E+ and Reinforcement Learning - approach to framework advice

Hello everyone! For a 'little' research project, I am working on developing/analyzing reinforcement learning (RL) algorithms for HVAC and building control and energy optimization using E+ simulator, and my testbed is a vertical farming facility.

This is a new project and I am completely new to E+ and anything alike. I started reading about E+ and scoping out the available tools just a few weeks ago. My current focus is reviewing existing research/technology for RL and E+ (there are several papers). I am realizing there is a substantial learning curve for all of this.

To use E+ for an RL framework, I need to access the 'state' (read temp, humidity sensors, weather, etc.) of the running simulator and 'act' on it (actuate ventilation, fans, setpoints, etc.) at sub-hourly timesteps - highest frequency is ideal.
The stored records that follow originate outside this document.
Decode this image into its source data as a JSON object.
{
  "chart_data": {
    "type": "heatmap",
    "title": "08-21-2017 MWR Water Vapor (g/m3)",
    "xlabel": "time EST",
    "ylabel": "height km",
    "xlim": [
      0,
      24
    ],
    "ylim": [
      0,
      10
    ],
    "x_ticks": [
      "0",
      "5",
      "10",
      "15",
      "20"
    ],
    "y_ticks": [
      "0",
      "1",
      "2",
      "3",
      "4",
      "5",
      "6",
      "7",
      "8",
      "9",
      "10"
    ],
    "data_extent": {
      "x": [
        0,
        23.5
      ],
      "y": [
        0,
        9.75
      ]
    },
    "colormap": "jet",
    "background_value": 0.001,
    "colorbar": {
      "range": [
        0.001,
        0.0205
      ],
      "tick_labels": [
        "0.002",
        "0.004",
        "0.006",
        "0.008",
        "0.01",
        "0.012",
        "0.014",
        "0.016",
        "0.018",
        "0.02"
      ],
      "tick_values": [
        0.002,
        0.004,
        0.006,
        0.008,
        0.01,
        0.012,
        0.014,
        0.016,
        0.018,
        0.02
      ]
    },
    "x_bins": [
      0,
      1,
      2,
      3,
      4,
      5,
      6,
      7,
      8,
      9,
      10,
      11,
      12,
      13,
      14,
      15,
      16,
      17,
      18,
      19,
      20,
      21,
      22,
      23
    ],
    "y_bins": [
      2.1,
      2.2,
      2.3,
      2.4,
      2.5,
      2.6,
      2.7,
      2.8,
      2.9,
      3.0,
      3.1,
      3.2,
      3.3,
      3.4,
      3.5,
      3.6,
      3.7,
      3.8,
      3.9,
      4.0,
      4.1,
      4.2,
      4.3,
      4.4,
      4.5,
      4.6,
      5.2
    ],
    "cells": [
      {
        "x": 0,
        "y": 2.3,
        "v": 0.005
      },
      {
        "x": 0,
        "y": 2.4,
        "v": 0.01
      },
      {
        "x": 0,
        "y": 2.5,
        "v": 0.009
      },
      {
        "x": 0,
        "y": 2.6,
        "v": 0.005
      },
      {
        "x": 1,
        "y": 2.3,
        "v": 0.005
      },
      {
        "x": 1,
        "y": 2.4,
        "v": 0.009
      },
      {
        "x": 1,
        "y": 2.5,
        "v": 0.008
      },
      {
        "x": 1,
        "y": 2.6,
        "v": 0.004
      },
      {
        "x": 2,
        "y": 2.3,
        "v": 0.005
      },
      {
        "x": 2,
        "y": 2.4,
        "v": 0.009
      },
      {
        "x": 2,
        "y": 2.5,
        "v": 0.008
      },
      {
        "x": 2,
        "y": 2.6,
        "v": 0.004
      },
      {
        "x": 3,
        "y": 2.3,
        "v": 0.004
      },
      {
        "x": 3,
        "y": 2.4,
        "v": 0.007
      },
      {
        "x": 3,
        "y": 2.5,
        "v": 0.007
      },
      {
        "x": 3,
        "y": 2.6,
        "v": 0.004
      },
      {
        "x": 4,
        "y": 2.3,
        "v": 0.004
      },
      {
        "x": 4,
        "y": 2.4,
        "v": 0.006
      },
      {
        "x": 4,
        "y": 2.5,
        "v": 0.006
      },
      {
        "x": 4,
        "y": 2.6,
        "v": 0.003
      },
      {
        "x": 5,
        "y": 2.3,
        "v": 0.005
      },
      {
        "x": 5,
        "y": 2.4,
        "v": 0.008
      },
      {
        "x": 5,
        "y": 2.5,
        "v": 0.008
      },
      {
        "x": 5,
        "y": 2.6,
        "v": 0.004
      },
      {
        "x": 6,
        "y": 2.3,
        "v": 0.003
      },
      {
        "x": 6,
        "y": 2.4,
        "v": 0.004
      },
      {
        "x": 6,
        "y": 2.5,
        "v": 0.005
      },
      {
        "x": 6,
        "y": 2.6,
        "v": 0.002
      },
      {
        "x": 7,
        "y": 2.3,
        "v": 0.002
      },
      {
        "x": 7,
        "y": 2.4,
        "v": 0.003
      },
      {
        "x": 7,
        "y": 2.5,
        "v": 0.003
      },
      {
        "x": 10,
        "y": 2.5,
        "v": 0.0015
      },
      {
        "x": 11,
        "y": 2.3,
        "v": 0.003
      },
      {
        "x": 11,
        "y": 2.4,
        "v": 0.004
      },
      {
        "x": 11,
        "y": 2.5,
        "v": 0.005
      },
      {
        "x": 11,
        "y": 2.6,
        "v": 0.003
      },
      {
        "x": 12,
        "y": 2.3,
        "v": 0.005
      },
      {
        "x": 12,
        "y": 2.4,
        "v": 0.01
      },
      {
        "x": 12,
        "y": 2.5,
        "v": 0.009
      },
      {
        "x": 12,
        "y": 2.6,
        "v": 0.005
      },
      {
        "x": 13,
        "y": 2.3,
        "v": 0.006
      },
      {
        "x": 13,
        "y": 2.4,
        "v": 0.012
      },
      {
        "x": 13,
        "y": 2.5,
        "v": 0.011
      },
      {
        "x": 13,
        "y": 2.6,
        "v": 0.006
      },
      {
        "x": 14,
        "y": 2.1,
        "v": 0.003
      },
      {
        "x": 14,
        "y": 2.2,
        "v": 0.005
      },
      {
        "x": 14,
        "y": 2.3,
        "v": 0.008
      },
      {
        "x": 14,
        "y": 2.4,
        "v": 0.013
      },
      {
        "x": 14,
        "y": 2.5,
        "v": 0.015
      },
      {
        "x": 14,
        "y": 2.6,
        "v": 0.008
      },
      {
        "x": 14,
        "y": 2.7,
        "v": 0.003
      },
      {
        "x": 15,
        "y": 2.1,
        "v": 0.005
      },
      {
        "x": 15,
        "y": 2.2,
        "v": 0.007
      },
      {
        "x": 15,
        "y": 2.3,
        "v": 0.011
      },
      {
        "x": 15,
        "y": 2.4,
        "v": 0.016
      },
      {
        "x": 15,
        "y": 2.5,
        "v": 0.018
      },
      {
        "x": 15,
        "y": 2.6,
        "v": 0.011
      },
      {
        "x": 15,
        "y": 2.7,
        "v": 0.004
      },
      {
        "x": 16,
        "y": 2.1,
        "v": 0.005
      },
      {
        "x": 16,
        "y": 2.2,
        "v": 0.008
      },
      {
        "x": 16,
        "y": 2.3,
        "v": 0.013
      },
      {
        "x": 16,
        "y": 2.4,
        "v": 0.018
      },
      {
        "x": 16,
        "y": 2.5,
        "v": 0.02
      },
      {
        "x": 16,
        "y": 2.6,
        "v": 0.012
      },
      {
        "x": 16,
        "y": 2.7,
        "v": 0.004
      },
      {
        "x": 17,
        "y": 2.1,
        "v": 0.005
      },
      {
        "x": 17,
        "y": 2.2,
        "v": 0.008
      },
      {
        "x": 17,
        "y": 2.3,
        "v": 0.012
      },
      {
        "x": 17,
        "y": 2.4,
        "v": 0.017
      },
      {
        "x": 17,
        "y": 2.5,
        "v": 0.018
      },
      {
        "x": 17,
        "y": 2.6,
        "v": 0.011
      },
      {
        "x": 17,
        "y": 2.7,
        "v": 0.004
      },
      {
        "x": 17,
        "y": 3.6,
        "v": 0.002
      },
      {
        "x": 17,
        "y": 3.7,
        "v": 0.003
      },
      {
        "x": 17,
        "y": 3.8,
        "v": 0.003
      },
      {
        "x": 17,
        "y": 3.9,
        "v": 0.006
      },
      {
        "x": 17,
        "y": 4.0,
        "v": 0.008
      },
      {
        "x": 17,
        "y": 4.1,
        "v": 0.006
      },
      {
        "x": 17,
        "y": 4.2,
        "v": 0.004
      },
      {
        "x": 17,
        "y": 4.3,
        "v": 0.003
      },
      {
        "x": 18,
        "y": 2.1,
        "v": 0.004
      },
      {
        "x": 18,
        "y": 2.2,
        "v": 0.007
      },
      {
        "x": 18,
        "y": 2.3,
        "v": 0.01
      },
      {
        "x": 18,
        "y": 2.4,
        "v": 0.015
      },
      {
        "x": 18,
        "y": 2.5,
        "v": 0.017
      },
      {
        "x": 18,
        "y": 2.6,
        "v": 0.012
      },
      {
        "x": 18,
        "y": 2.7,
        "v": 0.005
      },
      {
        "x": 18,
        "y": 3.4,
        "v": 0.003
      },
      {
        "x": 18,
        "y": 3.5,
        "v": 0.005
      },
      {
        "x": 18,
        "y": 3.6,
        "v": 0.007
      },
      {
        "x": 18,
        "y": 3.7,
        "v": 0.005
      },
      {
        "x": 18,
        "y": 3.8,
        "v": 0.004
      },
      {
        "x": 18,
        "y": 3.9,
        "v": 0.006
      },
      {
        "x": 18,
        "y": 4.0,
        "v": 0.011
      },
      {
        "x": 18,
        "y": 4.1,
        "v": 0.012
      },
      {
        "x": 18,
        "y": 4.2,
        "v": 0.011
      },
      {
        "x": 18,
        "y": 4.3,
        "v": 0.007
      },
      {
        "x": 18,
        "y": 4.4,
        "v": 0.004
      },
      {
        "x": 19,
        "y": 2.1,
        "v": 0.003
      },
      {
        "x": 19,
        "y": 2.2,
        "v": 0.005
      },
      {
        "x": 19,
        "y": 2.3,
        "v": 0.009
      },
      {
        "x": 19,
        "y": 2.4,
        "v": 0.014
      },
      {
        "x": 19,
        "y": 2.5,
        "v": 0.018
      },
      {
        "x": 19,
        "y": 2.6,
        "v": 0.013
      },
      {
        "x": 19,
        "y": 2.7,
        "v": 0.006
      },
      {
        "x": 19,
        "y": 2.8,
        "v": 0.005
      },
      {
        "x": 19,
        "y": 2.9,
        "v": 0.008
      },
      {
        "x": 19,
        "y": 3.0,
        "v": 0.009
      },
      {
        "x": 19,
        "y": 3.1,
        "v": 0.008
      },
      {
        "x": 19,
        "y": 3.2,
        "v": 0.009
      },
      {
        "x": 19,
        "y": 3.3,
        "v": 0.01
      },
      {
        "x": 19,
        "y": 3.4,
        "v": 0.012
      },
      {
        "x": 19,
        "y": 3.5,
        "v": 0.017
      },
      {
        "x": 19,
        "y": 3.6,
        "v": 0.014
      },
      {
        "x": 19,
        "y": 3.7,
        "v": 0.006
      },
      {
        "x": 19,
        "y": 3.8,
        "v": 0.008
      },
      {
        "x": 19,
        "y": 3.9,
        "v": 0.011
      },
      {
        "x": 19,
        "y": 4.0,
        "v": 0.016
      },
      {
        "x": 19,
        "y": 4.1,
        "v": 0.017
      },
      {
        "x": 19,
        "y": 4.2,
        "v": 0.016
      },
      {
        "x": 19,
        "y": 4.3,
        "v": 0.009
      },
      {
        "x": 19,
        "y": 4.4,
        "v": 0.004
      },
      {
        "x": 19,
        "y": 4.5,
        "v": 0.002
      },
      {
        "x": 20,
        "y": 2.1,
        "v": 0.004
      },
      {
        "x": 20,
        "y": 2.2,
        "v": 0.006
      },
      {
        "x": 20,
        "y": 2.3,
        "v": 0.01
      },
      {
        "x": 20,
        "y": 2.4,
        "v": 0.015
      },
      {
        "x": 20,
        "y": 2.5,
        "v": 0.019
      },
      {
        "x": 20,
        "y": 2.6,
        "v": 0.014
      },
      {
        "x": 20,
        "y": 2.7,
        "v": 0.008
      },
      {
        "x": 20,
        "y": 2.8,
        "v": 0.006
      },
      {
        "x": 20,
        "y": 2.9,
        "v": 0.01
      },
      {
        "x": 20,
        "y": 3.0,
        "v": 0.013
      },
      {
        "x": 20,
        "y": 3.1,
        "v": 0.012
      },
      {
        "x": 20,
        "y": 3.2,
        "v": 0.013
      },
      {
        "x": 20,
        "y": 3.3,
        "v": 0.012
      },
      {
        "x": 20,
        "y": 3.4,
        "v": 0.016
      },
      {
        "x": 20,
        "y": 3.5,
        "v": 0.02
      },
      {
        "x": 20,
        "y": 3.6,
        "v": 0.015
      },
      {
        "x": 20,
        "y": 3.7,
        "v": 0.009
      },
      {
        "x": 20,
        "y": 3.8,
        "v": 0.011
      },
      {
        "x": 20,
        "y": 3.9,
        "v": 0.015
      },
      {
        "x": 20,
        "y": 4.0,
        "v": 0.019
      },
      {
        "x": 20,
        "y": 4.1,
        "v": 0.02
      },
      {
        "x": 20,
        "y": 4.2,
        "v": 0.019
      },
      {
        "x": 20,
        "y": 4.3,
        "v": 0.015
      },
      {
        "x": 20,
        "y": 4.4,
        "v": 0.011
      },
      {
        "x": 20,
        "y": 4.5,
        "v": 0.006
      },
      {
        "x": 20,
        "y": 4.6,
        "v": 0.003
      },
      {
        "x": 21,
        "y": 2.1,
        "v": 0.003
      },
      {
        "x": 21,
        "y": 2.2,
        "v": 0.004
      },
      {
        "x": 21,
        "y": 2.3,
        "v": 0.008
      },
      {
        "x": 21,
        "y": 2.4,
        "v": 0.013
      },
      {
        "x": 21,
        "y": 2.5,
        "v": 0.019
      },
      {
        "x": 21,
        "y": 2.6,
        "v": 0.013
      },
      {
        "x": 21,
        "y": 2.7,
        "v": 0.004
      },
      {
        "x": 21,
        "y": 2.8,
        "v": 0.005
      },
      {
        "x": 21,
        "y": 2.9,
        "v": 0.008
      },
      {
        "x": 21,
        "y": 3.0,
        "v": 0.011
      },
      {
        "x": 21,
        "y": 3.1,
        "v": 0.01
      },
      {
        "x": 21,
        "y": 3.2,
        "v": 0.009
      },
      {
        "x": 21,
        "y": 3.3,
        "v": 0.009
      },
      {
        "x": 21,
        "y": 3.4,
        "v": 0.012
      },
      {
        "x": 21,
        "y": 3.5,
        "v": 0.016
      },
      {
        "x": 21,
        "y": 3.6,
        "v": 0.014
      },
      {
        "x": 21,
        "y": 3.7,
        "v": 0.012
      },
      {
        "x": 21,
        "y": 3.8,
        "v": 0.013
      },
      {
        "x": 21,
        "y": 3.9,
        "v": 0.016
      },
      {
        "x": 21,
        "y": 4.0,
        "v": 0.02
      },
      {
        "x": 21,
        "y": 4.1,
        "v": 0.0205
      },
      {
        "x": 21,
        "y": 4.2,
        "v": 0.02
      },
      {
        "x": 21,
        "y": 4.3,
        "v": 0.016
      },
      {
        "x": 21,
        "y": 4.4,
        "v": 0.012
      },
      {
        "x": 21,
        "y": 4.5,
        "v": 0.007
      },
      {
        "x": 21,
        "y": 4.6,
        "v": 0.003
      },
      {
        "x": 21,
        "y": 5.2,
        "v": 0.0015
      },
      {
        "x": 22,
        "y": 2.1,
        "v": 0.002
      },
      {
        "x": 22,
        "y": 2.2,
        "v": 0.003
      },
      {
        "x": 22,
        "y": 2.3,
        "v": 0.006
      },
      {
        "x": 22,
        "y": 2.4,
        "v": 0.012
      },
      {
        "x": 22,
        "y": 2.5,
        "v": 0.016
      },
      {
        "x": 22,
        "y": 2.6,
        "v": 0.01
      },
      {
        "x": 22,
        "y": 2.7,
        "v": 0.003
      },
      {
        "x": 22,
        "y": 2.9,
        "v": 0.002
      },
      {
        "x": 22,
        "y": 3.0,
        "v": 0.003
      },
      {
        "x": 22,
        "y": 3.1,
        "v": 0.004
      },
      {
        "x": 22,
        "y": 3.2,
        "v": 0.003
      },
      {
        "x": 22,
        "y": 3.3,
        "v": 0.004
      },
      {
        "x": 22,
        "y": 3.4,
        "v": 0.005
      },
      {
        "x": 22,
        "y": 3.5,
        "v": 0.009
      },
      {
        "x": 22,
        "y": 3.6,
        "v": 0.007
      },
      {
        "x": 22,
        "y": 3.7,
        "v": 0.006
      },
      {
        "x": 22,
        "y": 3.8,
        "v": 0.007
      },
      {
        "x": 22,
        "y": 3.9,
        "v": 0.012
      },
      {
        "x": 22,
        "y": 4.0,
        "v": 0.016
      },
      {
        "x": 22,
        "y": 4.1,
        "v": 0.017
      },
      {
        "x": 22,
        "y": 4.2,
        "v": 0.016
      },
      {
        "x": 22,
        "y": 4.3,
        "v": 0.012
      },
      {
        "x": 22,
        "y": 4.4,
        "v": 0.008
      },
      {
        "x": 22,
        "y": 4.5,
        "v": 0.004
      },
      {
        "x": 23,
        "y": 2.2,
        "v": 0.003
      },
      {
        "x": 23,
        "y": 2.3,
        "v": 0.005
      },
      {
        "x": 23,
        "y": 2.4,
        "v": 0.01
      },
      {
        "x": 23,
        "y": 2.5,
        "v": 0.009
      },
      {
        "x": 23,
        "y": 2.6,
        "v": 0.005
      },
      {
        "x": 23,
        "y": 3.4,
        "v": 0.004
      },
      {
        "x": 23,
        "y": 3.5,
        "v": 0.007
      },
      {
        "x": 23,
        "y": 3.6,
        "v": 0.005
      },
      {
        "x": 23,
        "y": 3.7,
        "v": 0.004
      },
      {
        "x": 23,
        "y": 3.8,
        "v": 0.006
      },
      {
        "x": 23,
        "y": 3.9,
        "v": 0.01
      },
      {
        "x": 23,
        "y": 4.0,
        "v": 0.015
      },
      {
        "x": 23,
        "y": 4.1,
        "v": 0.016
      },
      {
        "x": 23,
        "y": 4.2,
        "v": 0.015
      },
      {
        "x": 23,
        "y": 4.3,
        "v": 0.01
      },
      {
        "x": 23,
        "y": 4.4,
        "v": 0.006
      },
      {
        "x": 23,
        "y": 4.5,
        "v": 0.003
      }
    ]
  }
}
I am 'aware' of OpenStudio, OpenStudio Coalition, SketchUp plugin, Euclid, Modelica, BCVTB, EMS, Python EMS API, RL Testbed for E+ (IBM), and Spawn (yet to come?); but have yet to really dig into any serious documentation. I don't know where to begin.

I am looking for any advice on how to approach this project and learning in a logical manner so as to avoid reading 100s, 1000s of pages of documentation serially. I know I have lots of reading/learning ahead of me, but I can't afford to waste days/weeks digging into something that doesn't align with my project objectives.

Some foresight would be greatly appreciated. Thank you!